Last week on Twitter I mentioned that Harriet, my Rhode Island Red hen, is starting to take on rooster characteristics. Then I promptly forgot to follow up on that.
Harriet has always been the most aggressive of the hens. Even so, I had noticed she was getting more aggressive lately. So that’s the first rooster-ish trait, although not a very definitive one.
But the other day, I noticed that she’s growing spurs!
Spurs are a long claw that roosters grow on the backs of their legs, for fighting.
This doesn’t necessarily mean that Harriet is undergoing a gender change. It turns out that it’s not entirely uncommon for the most dominant hen in a flock to take on some male characteristics.
Plus it’s springtime, and they’ve just started laying in earnest, and that kind of thing can really play havoc on a bird’s hormone levels.
So I’m not really sure what’s going on there, or where it will end up. As a cisgender bystander (and a mammalian one at that), all I can say is, Harriet, I’m here if you want to talk.


















All I can say is that chickens just have no end to weird…
Maybe she’s not undergoing a change, maybe she just wants to be the chicken version of a drag king?
You’ll have to start calling her Harry.
Today I learned what “cisgender” means. Awesomesauce.
Are you still happy you have chickens? I think you must know whether it was ultimately a good idea by now.
Honestly? I don’t regret having done it. Like if I could go back in time, I would do it all over again.
But if something happened tomorrow and I lost all four of them, I probably would not replace them.
In my sleep-deprived haze I thought that you could make a great pun from “Twitter” and “follow up on”. Then I felt sad for myself. Anyway: hooray chickens!
Messed up hormones, eh? Poor Harriet, I know EXACTLY how she feels……

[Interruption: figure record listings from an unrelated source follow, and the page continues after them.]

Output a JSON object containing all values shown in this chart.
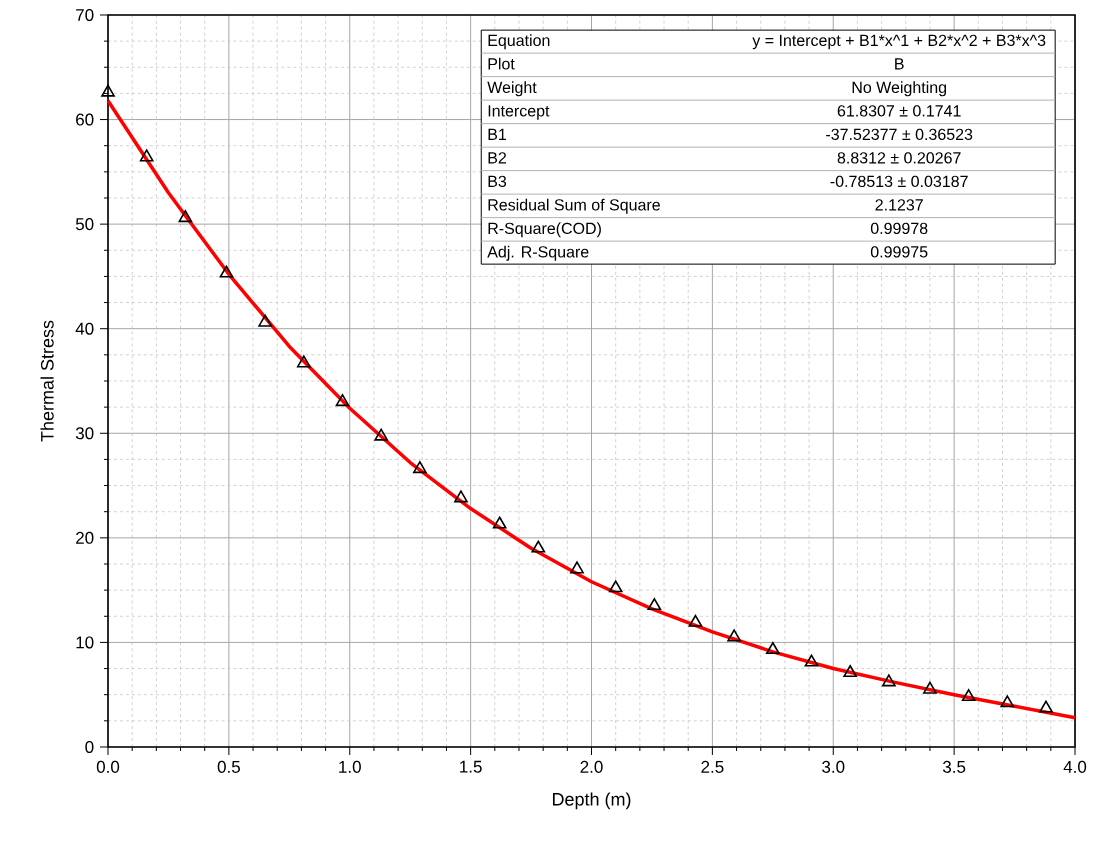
{
  "chart_data": {
    "type": "scatter",
    "xlabel": "Depth (m)",
    "ylabel": "Thermal Stress",
    "xlim": [
      0,
      4
    ],
    "ylim": [
      0,
      70
    ],
    "xticks": [
      {
        "value": 0,
        "label": "0.0"
      },
      {
        "value": 0.5,
        "label": "0.5"
      },
      {
        "value": 1,
        "label": "1.0"
      },
      {
        "value": 1.5,
        "label": "1.5"
      },
      {
        "value": 2,
        "label": "2.0"
      },
      {
        "value": 2.5,
        "label": "2.5"
      },
      {
        "value": 3,
        "label": "3.0"
      },
      {
        "value": 3.5,
        "label": "3.5"
      },
      {
        "value": 4,
        "label": "4.0"
      }
    ],
    "yticks": [
      0,
      10,
      20,
      30,
      40,
      50,
      60,
      70
    ],
    "grid": true,
    "series": [
      {
        "marker": "triangle",
        "color": "#000000",
        "x": [
          0,
          0.16,
          0.32,
          0.49,
          0.65,
          0.81,
          0.97,
          1.13,
          1.29,
          1.46,
          1.62,
          1.78,
          1.94,
          2.1,
          2.26,
          2.43,
          2.59,
          2.75,
          2.91,
          3.07,
          3.23,
          3.4,
          3.56,
          3.72,
          3.88
        ],
        "values": [
          62.6,
          56.4,
          50.6,
          45.3,
          40.6,
          36.7,
          33.0,
          29.7,
          26.6,
          23.8,
          21.3,
          19.0,
          17.0,
          15.2,
          13.5,
          11.9,
          10.5,
          9.3,
          8.1,
          7.1,
          6.2,
          5.5,
          4.8,
          4.2,
          3.7
        ]
      },
      {
        "type": "line",
        "marker": "none",
        "color": "#ff0000",
        "x": [
          0,
          0.25,
          0.5,
          0.75,
          1,
          1.25,
          1.5,
          1.75,
          2,
          2.25,
          2.5,
          2.75,
          3,
          3.25,
          3.5,
          3.75,
          4
        ],
        "values": [
          61.8,
          53.0,
          45.2,
          38.3,
          32.4,
          27.2,
          22.8,
          19.0,
          15.8,
          13.2,
          11.0,
          9.1,
          7.5,
          6.2,
          5.0,
          3.9,
          2.8
        ]
      }
    ],
    "annotations": [
      "Equation",
      "y = Intercept + B1*x^1 + B2*x^2 + B3*x^3",
      "Plot",
      "B",
      "Weight",
      "No Weighting",
      "Intercept",
      "61.8307 ± 0.1741",
      "B1",
      "-37.52377 ± 0.36523",
      "B2",
      "8.8312 ± 0.20267",
      "B3",
      "-0.78513 ± 0.03187",
      "Residual Sum of Square",
      "2.1237",
      "R-Square(COD)",
      "0.99978",
      "Adj. R-Square",
      "0.99975"
    ]
  }
}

Let us know if Harriet starts talking to you. We don’t really care what she says, it’s the talking thing that is the issue.
Fascinating! Mere change in behavior I could understand, but actual physiological changes due to perceived mastery over the other hens? I had no idea that was possible that high up the evolutionary, um, scale/level/tree. Maybe goo in a petri dish growing some manly appendages would not surprise me, but a whole chicken body willing (and able!) to produce something more substantiative than mere muscle bulk increase is not something I would expect!